Dans la voix de Leili Anvar, revenaient se côtoyer de façon indicible d’autres voyages, d’autres allusions furtives à l’inouï de la culture persane. Conférencière hors pair, elle sait en effet l’art de glisser d’un registre culturel à l’autre pour mieux inciter son interlocuteur au voyage spirituel. Et selon cet art tout oriental de lier en une même longue phrase, digressions, illustrations, commentaires savants et anecdotes spirituelles et légères, elle comblait à présent mon aspiration toute occidentale à écouter une belle histoire en l’abreuvant au plaisir de saisir un fil tangible, reliant par delà les siècles l’aujourd’hui au cheminement de l’humanité, et le sillon fertile de la Seine à Anahita, la populaire déesse des eaux révérée bien avant les zoroastriens au rocher de Pir Sabz, près de Yadz où la montagne s’ouvrit pour sauver de la mort, la dernière fille du Roi Sassanide, Nik Banou et y laisser sourdre une source miraculeuse. « Tchak Tchak », ainsi nommée à cause du petit bruit de l’eau qui tombe goutte à goutte dans la grotte et que chaque année en Juin les femmes viennent en pèlerinage vénérer comme une eau d’immortalité et de sagesse. Le fleuve ici et la source là-bas. De l’une à l’autre, jaillissement et perpétuation de la vie, l’eau courante toujours.

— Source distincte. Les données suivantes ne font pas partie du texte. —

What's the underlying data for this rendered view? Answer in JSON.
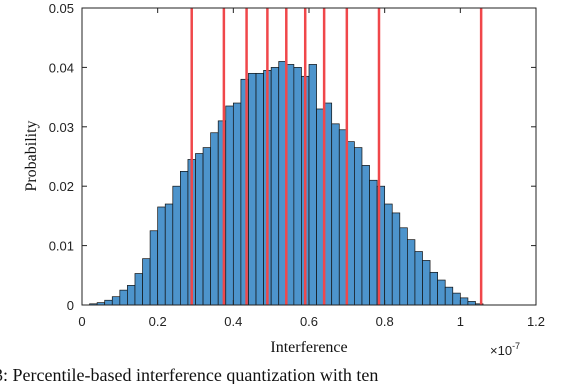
{
  "chart_data": {
    "type": "histogram",
    "caption": "3: Percentile-based interference quantization with ten",
    "xlabel": "Interference",
    "ylabel": "Probability",
    "x_multiplier": {
      "base": "×10",
      "exponent": "-7"
    },
    "bins": [
      0.02,
      0.04,
      0.06,
      0.08,
      0.1,
      0.12,
      0.14,
      0.16,
      0.18,
      0.2,
      0.22,
      0.24,
      0.26,
      0.28,
      0.3,
      0.32,
      0.34,
      0.36,
      0.38,
      0.4,
      0.42,
      0.44,
      0.46,
      0.48,
      0.5,
      0.52,
      0.54,
      0.56,
      0.58,
      0.6,
      0.62,
      0.64,
      0.66,
      0.68,
      0.7,
      0.72,
      0.74,
      0.76,
      0.78,
      0.8,
      0.82,
      0.84,
      0.86,
      0.88,
      0.9,
      0.92,
      0.94,
      0.96,
      0.98,
      1.0,
      1.02,
      1.04,
      1.06
    ],
    "values": [
      0.0002,
      0.0004,
      0.0008,
      0.0014,
      0.0025,
      0.0033,
      0.0053,
      0.0078,
      0.0125,
      0.0165,
      0.017,
      0.02,
      0.0225,
      0.0245,
      0.0255,
      0.0265,
      0.029,
      0.031,
      0.0335,
      0.034,
      0.038,
      0.039,
      0.039,
      0.0395,
      0.04,
      0.041,
      0.0405,
      0.04,
      0.0385,
      0.0405,
      0.033,
      0.034,
      0.0305,
      0.0295,
      0.0275,
      0.0265,
      0.0235,
      0.021,
      0.02,
      0.017,
      0.0155,
      0.013,
      0.011,
      0.009,
      0.0075,
      0.0055,
      0.0042,
      0.003,
      0.002,
      0.0012,
      0.0006,
      0.0002
    ],
    "color": "#4d94cc",
    "thresholds": [
      0.29,
      0.375,
      0.435,
      0.49,
      0.54,
      0.59,
      0.64,
      0.7,
      0.785,
      1.055
    ],
    "threshold_color": "#f0474a",
    "xlim": [
      0,
      1.2
    ],
    "xticks": [
      0,
      0.2,
      0.4,
      0.6,
      0.8,
      1,
      1.2
    ],
    "ylim": [
      0,
      0.05
    ],
    "yticks": [
      0,
      0.01,
      0.02,
      0.03,
      0.04,
      0.05
    ]
  }
}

– « … Nik Banou…l’immaculée, déesse de la joie… Dans un pays où le désert règne en maître, on comprend qu’on aie glorifié une déesse des eaux et qu’on s’adresse aussi à elle, aussi bien pour perpétuer la vie que pour avoir la victoire, puisqu’elle est intrinsèquement associée à la vie ».

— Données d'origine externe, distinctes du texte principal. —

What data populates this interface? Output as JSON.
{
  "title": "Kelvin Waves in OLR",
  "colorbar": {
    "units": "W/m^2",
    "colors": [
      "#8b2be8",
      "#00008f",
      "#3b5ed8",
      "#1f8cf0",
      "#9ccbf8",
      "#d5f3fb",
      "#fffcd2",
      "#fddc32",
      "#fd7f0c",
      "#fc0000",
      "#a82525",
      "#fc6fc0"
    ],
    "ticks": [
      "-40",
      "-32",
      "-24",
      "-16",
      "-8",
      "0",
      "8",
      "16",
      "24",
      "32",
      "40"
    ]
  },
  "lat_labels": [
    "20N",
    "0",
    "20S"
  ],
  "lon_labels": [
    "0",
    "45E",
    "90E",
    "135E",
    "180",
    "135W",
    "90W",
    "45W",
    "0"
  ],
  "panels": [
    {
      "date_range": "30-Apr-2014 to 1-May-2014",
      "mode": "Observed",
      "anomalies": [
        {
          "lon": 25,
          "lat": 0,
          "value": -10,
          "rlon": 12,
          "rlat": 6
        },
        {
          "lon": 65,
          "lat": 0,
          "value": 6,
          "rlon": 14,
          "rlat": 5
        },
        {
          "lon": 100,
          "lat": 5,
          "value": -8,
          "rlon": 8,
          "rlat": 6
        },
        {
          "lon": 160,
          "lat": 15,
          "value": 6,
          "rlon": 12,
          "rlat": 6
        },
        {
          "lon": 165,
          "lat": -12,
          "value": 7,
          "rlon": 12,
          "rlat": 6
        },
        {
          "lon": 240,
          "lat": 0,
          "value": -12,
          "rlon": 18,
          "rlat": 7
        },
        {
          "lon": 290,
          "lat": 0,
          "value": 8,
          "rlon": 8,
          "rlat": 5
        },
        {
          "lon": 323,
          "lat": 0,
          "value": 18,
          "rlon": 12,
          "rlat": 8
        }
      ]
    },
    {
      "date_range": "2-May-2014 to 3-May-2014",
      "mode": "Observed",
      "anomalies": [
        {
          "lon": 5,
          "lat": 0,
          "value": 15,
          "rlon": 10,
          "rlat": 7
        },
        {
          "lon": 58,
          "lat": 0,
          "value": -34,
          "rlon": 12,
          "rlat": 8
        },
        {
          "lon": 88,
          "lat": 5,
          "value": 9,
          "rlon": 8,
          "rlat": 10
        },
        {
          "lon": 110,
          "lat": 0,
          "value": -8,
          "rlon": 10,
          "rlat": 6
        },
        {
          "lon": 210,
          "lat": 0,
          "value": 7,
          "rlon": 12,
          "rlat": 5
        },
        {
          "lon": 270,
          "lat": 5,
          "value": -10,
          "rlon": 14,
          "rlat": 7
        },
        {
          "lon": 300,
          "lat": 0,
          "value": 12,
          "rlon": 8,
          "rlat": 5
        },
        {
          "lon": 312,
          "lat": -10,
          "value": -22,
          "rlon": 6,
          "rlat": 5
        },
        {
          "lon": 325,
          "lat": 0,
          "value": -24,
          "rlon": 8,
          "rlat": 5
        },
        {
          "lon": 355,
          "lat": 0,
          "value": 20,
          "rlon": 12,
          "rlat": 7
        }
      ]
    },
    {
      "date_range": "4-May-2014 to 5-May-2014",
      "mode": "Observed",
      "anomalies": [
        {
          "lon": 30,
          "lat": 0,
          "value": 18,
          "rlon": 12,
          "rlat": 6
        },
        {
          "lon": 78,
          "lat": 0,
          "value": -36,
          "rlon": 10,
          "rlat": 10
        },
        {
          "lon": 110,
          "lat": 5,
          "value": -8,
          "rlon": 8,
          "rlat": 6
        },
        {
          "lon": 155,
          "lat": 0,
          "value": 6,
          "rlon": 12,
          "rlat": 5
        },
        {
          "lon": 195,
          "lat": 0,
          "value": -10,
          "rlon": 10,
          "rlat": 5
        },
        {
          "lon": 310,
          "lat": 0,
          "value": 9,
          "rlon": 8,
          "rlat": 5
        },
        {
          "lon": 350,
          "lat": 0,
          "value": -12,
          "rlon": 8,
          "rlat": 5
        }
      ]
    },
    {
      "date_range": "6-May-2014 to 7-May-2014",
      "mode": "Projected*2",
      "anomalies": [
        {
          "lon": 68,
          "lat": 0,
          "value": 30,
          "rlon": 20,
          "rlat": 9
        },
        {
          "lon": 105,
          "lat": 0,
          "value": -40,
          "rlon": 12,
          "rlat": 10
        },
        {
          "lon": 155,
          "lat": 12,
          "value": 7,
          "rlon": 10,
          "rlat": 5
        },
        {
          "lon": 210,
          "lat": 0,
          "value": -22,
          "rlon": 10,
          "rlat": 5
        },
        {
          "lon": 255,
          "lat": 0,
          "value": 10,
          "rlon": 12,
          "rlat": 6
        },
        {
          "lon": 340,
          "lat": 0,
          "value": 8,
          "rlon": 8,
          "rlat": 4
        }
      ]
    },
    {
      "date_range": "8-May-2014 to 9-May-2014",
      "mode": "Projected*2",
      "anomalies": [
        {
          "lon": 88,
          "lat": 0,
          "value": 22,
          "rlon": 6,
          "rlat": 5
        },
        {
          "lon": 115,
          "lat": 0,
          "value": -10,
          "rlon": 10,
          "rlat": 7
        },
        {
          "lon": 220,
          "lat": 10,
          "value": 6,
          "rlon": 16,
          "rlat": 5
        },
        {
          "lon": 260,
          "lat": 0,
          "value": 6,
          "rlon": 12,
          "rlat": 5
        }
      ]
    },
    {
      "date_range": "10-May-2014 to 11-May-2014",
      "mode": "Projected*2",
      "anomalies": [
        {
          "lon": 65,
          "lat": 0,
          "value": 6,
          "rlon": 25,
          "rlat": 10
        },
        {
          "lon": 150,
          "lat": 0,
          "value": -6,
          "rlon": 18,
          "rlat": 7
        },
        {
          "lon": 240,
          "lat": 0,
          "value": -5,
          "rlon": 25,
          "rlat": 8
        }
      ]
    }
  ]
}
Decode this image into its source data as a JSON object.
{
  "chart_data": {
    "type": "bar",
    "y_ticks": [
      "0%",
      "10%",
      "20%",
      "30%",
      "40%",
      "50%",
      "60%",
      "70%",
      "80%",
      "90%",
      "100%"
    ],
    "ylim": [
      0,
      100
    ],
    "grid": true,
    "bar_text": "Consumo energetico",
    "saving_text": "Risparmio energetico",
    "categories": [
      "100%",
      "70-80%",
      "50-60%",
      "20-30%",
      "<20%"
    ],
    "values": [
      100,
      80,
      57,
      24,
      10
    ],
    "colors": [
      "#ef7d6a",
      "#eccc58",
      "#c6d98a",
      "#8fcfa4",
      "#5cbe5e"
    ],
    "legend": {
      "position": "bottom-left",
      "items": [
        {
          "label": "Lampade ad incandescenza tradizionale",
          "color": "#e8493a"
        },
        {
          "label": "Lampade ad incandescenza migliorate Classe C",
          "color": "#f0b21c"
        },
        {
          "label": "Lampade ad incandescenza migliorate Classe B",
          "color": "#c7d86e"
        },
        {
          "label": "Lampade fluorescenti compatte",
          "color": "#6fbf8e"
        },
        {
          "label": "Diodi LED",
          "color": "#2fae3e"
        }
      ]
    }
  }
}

Le voyage immobile se poursuivait. La voix de Leila Anvar avait reliée la huppe du Can=que à d’autres figures tout aussi essentielles mais tout aussi universelles et vitales finalement. Dans le café parisien, elle remontait à présent le fil du temps afin de faire resurgir entre nous deux par delà les paysages desséchés de l’Iran d’aujourd’hui, la trace de la populaire déesse des eaux d’autrefois, celle sans laquelle aucune vie ne pouvait être possible.
-« Anahita, « celle qui est eau pure », « le sement des hommes et le germe des femmes », la déesse rivière des zoroastriens, dont le nom signifie la perfection immaculée et la lumière, était d’ailleurs déjà révérée du temps des mazdéens. Elle va d’ailleurs longtemps plus tard, comme l’eau de la source elle-même, resurgir à travers le titre que l’imam Ali donna à sa fille Fatima- la dame du Pays, dame de lumière, figure rattachant par ce nom la déesse désormais occultée au lignage musulman après le meurtre de Kerbala, l’assassinat de Hossein, où le mythe millénaire se transforme définitivement en légende fondatrice…. »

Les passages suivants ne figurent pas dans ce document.